Here I was, dressed in peacock feathers and emeralds, looking like the princess I had longed to be ever since I was a little girl, and all he could look at was her. I'm sick of being a wallflower! I'm sick of being treated like a baby when really, I hold the most Power of our group (aside from the vampires of course) and I could probably take most of them, well with the exception of Meredith, who had the equivalents of black belts in every martial art she knew, but I knew I could take her, any day. But she always had 'one of her boys' around. Either Stefan or Damon would protect her against anything. Even me. Nonetheless, I had to try. I threw my Power at Elena in her pretty white dress, knocking her to the floor. Everyone looked surprised, but only one person knew where the blast of Power had come from. Damon. He looked at me with those unfathomable black-on-black eyes that said 'What have you done?' Elena got up slowly and looked around the room, then straight at Damon and said "Damon, what the hell was that? All of a sudden a huge blast of Power knocked me over! If I hadn't landed on my hand, I'm sure I would've cracked a rib or something. And imagine that! I could have punctured a lung! I could've died!" Damon didn't answer; he was already talking to me telepathically, asking me why did you do it? Are you okay? And are you possessed? I answered only by showing him my thoughts from before I attacked Elena. He looked surprised but pitiful and said to the others "I'm going to take Bonnie to the next room and see if she can trance and tell us more about the blast of Power." Then he started to drag me out of the room, but Meredith interrupted him. "But Damon, can't you just track the source of the Power, you know Bonnie hates going into trances." She said quizzically. Damon looked lost so I reassured my best friend "Don't worry Merry; I couldn't trace the Power when it happened so I doubt Damon could either. But maybe a trance will help tell us more." I smiled at her and followed Damon to the next room, which happened to be my room.

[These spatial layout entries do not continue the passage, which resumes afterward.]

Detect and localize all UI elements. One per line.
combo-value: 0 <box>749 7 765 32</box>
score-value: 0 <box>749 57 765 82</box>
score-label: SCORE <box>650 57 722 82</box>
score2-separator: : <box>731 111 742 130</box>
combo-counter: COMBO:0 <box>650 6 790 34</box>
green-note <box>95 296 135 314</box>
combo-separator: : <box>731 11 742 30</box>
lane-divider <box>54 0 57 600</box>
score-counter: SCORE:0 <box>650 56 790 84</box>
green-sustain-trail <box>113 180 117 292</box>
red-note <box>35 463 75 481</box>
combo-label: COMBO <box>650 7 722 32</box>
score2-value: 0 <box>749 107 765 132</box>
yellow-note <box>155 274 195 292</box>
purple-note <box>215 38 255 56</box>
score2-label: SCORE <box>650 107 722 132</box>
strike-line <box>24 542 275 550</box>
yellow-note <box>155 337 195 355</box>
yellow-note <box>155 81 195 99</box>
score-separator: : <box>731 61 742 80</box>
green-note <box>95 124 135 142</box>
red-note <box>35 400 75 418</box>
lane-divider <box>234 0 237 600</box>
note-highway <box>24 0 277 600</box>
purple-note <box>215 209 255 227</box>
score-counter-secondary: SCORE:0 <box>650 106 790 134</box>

"Look Damon, you know that I'm not possessed and that I just tried to hurt Elena because I was jealous, so what are you going to do to me? Snap my neck? Make it look like it happened during the trance? That's probably your best option; otherwise Meredith will start asking questions." I waited for his response, whether it be killing me or just talking. But he did neither of those things. He hugged me. For some reason, this made me cry. So I sobbed on Damon's silk shirt while he held me and murmured things in my ear, things I couldn't really hear. Until he said it louder. "Sorry, I'm so sorry Bonnie." I pushed him away and looked at him in disbelief. Damon never apologized. To anyone. Ever. So why was he doing so now? To me? For something that he should not be apologizing for? "Why are you apologizing Damon? I don't understand." He looked at me as if it was obvious. "Bonnie, I'm sorry for not noticing you, or pretending I don't anyway. I always complement Elena and I always try to avoid Meredith but I never even talk to you. It's just because try not to show that I care about people. But I care about you Bonnie. And I'm sorry if I haven't been showing that lately." I was shocked. Damon cared about me. I knew it wasn't the best thing to do at that moment, but I had to show him how I felt about him. So I kissed him. I kissed Damon Salvatore. And he kissed back! Oh My God. This was really happening. We finally pulled away and Damon looked at me, ran his fingers through his dark hair and spoke to me as if he couldn't quit efigure out what to say. "Bonnie … I can't … I can't … kiss you … You can't kiss … me … like that … ever again … again, okay?" I nodded, trying to hold back tears of rejection. Damon saw me about to cry , but only walked away. That hurt.